Loop with map_df in batches/chunks of 2 vectors (not all at once)?

purrr

#1

I’m trying to map a function to obtain album data from Spotify’s API for a data frame of album titles and respective artists, but it seems that my loop works better when I limit the number of albums the function searches for to 2.

Is there a way – perhaps something in purrr– to automate my loop to only search for album data in batches/chunks of 2 (or any number)?

Here’s an example:

library(dplyr)
library(spotifyr)
library(purrr)

# from Spotify's developer page
Sys.setenv(SPOTIFY_CLIENT_ID = "xxx")
Sys.setenv(SPOTIFY_CLIENT_SECRET = "xxx")
access_token <- get_spotify_access_token()

Artist <- c("Spiritualized", "Fleet Foxes", "The Avalanches", "Ween")
Album <- c("Sweet Heart, Sweet Light", "Helplessness Blues", "Wildflower", "The Mollusk")

mydata <- data_frame(Artist, Album)

get_album_data <- function(x) {
  get_artist_audio_features(mydata[["Artist"]][x], return_closest_artist = TRUE) %>% 
    filter(agrepl(mydata[["Album"]][x], album_name, ignore.case = TRUE)) %>%
    mutate(mydata[["Artist"]][x])
}

# will work here but is inconsistent
album_data <- map_df(seq(1, 4), get_album_data)

# what I want to be done automatically
album_data_1 <- map_df(seq(1, 2), get_album_data)
album_data_2 <- map_df(seq(3, 4), get_album_data)

Created on 2018-02-21 by the reprex package (v0.2.0).


#2

Are you sure that your inconsistency doesn’t come from the way Spotify limits crawling? What happens if you add timeout to your get_album_data (e.g, Sys.sleep(10) for 10 seconds)?

To do what you are asking, you can add additional mapping, but I’m not sure it’ll help, to be honest:

> purrr::map(c(1, 2, 3, 4, 5), function(x) {c(2*x -1, 2*x)})
[[1]]
[1] 1 2

[[2]]
[1] 3 4

[[3]]
[1] 5 6

[[4]]
[1] 7 8

[[5]]
[1]  9 10

#3

Great idea, Misha. I’ll try that.
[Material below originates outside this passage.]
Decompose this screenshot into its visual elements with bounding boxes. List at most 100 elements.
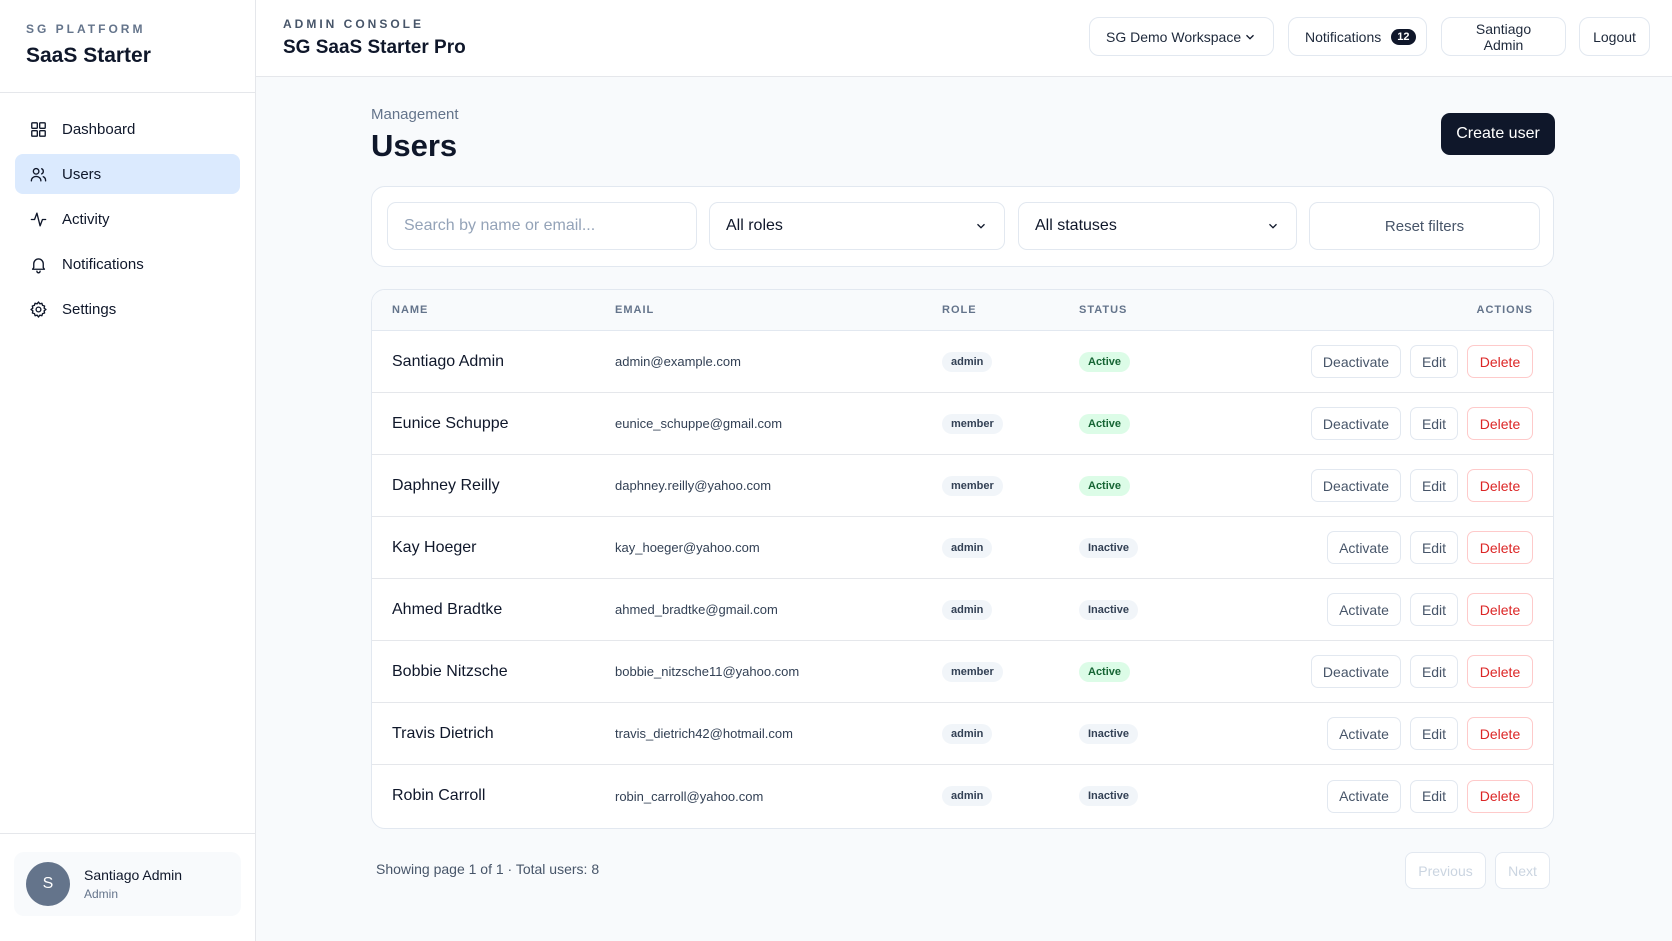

Is that something I can just add to the end of my function?

ex:

get_album_data <- function(x) {
  get_artist_audio_features(fantano$Artist[x], return_closest_artist = TRUE) %>% 
    filter(agrepl(fantano$Album[x], album_name, ignore.case = TRUE)) %>%
    mutate(fantano$Artist[x])

    Sys.sleep(10)
}

I really do appreciate you answering all of my questions, by the way. Super helpful for me


#4

Actually seems like it only works when I place it in the beginning of my function


#5

Yes, this is what I meant. You can try with lower sleep times if that works.